The "escape clause" in the health insurance policy stated, "under no-fault legislation the benefits of this plan shall be determined after the benefits provided by no-fault legislation in those states where such legislation is in force and allowable by law."

The "coordinated benefits clause" in the no-fault policy stated, "this insurance does not apply to the extent that any amounts are paid or payable for allowable expenses to or on behalf of such named insured or relative under the provisions of any other insurance, service, benefit or reimbursement plan providing similar direct benefits, without regard to fault, for bodily injury sustained as a result of the operation, maintenance, or use, including the loading or unloading, of a motor vehicle."

The circuit court held that there was no conflict between these two "escape clauses" because no money was "paid or payable" under the health insurance policy and, therefore, the no-fault coordinated policy was primary.

The Court of Appeals reversed and adopted the reasoning in the non-no-fault opinion of Farm Bureau v Horace Mann Insurance Company, 131 Mich App 98 (1983).
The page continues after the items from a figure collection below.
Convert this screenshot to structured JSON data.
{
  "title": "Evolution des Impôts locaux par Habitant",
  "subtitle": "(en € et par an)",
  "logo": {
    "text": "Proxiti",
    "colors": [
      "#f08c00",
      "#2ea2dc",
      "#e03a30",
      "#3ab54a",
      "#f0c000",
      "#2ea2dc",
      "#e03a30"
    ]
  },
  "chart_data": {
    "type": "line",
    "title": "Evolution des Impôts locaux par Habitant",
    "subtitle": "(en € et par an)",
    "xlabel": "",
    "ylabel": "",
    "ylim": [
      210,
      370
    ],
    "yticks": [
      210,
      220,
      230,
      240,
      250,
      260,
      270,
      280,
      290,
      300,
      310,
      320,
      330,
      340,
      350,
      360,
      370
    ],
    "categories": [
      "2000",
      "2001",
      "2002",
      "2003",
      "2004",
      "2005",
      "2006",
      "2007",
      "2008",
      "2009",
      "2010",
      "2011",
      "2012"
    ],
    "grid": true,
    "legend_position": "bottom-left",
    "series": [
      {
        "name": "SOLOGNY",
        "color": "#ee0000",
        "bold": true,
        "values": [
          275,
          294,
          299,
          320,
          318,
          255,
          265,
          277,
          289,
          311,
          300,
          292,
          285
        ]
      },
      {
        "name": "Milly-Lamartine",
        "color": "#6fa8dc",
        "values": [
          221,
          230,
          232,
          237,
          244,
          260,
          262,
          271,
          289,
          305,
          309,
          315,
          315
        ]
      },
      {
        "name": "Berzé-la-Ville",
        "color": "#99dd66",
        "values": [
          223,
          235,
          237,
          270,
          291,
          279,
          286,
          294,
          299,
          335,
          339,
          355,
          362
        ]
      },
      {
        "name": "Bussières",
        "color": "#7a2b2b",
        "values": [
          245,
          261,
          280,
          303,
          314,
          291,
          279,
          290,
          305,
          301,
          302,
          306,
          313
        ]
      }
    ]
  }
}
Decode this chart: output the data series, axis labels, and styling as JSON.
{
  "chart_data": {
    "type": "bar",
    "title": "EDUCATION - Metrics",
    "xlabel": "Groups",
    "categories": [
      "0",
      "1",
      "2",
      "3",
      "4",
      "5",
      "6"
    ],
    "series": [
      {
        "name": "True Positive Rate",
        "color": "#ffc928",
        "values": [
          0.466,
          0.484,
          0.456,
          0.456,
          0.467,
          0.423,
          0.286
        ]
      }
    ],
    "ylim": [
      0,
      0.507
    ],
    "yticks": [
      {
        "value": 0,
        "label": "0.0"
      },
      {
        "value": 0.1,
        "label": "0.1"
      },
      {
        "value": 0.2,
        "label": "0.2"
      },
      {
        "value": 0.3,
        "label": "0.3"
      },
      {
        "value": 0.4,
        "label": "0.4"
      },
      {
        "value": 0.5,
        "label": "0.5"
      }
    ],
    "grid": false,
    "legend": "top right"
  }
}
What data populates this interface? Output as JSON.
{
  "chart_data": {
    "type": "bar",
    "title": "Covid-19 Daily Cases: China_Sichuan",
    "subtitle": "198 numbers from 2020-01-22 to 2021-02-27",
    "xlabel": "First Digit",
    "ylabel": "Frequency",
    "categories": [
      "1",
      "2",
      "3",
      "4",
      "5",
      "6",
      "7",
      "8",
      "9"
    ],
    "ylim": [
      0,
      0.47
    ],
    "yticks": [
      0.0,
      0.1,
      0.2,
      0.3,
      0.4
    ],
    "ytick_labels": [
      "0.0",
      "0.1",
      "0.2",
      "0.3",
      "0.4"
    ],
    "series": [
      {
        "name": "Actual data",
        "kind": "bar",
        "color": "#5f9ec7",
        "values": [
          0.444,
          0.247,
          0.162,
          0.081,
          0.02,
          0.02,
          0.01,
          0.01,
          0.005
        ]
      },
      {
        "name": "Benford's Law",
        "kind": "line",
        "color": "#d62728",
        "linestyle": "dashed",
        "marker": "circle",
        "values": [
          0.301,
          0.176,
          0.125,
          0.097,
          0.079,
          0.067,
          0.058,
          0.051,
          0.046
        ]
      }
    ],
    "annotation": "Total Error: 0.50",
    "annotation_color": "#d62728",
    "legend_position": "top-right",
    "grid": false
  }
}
That case adopted the so called "minority view" that where coordination clauses conflict, bom must be rejected and the liability for the insured's claim must be prorated between the insurers. Based upon that rule of law, this panel of the Court of Appeals concluded:

"We agree with the reasoning in Farm Bureau and adopt such reasoning. Each insurer's liability will be prorated based on the proportion of the combined policy limits represented by the limits of each insurer's policy. Reversed."

[Author's Comment: It is unclear how this "proration" will be mathematically calculated given the fact that a no-fault insurer has unlimited liability for medical expenses under the statute. Perhaps, for purposes of working the computation, a no-fault insurer's maximum exposure for medical expenses will be considered to be $250,000 as set forth in the catastrophic claims provision of the statute (§3104). Under that section, medical expenses in excess of $250,000 are handled by the association.]